SEM micrographs of typical biofilms. (A-C) Lower magnification. (D-F) Higher magnification. Each type of composite, aged for 1 to 180 d, had a similar biofilm appearance. The images shown here are for composites aged for 180 d, to demonstrate the long-term antibacterial activity of the NACP-QADM nanocomposite. CompositeR and CompositeF had dense biofilms. NACP-QADM had much less biofilm coverage. In (C) and (F), “R” indicates the resin composite surface not covered by biofilms. Arrows indicate the chain structure of S. mutans biofilms. The chains are much shorter on NACP-QADM in (F), along with individual cells that did not form a chain.
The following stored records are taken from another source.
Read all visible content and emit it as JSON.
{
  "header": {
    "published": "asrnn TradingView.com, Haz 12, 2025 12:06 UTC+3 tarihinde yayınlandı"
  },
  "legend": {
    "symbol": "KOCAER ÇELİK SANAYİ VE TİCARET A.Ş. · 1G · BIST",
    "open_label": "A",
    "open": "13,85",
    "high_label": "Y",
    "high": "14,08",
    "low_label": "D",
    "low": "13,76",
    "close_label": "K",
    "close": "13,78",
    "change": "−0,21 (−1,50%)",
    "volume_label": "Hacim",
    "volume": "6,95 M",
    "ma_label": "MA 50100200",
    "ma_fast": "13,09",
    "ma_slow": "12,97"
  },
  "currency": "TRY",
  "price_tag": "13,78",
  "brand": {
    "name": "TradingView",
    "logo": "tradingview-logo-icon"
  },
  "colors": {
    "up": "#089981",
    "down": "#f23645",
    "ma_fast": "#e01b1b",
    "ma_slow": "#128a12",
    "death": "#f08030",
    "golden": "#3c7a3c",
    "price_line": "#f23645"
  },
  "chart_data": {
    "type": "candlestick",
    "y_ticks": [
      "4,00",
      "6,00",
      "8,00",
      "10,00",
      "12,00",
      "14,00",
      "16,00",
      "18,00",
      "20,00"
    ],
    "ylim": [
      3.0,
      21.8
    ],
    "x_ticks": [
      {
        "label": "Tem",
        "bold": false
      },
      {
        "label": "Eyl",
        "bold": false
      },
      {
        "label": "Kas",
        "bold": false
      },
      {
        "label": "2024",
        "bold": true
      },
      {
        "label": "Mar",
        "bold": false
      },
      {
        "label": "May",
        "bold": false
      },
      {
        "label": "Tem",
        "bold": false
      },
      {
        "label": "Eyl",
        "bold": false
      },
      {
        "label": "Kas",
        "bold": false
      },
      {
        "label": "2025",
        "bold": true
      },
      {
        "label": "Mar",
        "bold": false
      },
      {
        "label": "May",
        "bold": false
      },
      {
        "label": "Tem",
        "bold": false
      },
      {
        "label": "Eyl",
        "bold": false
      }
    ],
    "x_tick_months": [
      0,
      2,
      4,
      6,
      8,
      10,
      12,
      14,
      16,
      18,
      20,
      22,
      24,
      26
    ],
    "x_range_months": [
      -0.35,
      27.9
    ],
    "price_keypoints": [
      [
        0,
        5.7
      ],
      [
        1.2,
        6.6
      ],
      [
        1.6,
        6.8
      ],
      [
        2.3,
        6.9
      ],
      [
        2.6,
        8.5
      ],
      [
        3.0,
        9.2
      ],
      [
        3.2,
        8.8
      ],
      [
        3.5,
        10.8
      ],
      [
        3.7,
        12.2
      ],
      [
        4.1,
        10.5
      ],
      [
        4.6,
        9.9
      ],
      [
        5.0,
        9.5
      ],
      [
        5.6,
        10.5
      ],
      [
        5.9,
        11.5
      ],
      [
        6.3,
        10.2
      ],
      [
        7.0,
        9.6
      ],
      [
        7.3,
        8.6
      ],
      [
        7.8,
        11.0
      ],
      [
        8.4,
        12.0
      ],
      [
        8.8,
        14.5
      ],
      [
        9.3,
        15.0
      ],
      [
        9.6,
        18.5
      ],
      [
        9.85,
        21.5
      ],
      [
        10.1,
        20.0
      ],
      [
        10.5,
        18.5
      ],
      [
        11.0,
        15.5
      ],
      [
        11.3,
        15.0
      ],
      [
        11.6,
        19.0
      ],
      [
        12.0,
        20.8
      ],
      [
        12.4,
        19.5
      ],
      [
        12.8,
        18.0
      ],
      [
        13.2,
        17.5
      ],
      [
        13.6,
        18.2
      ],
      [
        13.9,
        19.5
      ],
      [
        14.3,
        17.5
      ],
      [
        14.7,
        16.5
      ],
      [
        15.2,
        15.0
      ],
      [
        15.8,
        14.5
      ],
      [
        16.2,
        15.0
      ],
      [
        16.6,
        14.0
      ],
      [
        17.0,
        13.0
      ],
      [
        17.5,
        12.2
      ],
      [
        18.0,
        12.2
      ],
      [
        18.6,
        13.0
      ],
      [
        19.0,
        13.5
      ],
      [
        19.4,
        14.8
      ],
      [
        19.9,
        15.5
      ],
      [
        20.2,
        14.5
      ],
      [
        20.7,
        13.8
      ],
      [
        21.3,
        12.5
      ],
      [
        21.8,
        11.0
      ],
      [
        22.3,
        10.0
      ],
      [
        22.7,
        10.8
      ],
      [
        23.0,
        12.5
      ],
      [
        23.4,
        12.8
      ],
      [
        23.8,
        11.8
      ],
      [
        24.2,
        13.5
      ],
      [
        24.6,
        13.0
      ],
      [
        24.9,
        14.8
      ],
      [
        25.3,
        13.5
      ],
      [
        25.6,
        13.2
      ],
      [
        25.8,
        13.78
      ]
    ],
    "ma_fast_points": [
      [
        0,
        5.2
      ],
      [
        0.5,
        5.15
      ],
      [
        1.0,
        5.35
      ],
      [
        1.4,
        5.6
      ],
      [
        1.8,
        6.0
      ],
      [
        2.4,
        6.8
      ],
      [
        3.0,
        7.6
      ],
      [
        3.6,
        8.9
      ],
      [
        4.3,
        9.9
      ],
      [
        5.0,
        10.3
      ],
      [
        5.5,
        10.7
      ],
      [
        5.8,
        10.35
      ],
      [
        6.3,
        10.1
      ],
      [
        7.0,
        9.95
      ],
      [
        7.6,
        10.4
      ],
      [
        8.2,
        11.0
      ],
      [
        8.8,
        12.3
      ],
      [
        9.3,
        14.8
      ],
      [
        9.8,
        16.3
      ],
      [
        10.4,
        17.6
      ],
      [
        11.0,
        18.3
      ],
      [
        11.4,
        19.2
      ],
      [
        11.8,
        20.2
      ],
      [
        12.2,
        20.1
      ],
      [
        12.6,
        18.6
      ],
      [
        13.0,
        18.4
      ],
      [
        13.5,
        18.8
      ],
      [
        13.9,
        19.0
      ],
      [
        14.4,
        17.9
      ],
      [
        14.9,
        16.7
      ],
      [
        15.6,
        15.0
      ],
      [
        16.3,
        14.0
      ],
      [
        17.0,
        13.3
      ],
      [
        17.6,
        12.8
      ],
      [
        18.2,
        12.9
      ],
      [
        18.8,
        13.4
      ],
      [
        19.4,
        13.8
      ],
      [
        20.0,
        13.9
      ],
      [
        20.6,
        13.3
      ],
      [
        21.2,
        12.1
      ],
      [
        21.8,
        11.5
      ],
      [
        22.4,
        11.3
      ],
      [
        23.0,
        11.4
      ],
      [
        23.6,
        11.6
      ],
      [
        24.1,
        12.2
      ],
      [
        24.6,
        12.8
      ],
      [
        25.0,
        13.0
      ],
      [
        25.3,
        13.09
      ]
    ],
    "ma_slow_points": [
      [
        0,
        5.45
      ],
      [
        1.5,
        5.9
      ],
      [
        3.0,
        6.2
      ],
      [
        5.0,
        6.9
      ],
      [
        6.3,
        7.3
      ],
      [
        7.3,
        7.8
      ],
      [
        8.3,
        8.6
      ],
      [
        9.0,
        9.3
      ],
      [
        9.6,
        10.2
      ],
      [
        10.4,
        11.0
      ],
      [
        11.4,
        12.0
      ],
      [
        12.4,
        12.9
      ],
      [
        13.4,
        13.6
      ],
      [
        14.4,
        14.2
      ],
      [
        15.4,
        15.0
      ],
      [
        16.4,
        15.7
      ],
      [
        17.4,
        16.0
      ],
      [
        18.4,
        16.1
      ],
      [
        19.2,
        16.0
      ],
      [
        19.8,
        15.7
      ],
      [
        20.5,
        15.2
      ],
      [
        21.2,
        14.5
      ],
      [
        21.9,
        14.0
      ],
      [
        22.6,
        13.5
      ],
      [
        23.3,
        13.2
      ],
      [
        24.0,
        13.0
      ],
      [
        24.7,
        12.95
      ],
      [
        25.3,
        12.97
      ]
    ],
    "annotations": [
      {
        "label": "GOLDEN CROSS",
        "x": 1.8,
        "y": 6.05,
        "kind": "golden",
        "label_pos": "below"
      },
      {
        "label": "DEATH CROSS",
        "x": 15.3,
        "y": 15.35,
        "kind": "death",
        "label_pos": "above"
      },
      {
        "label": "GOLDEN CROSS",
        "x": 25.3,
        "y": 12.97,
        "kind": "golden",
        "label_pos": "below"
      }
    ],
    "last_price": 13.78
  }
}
Each bacterial cell had the shape of a short rod with a length of about 1 µm (arrow in F).

Figure 4.

Biofilm viability, growth, and acid production. (A) MTT metabolic activity, (B) CFU counts, and (C) lactic acid production of 3-day biofilms on the composites water-aged for 1 to 180 d. Each value is mean ± SD (n = 6). In each plot, values with dissimilar letters are significantly different (p < 0.05). For the MTT assay, a higher absorbance indicates a higher formazan concentration, which in turn indicates a higher metabolic activity in the biofilm. The NACP-QADM nanocomposite had biofilm metabolic activity and lactic acid production that were about 1/2 of those on the commercial composites, and CFU counts about 1/3 of those on commercial composites (p < 0.05). Aging for 1 to 180 d did not reduce the antibacterial potency of the NACP-QADM nanocomposite (p > 0.1).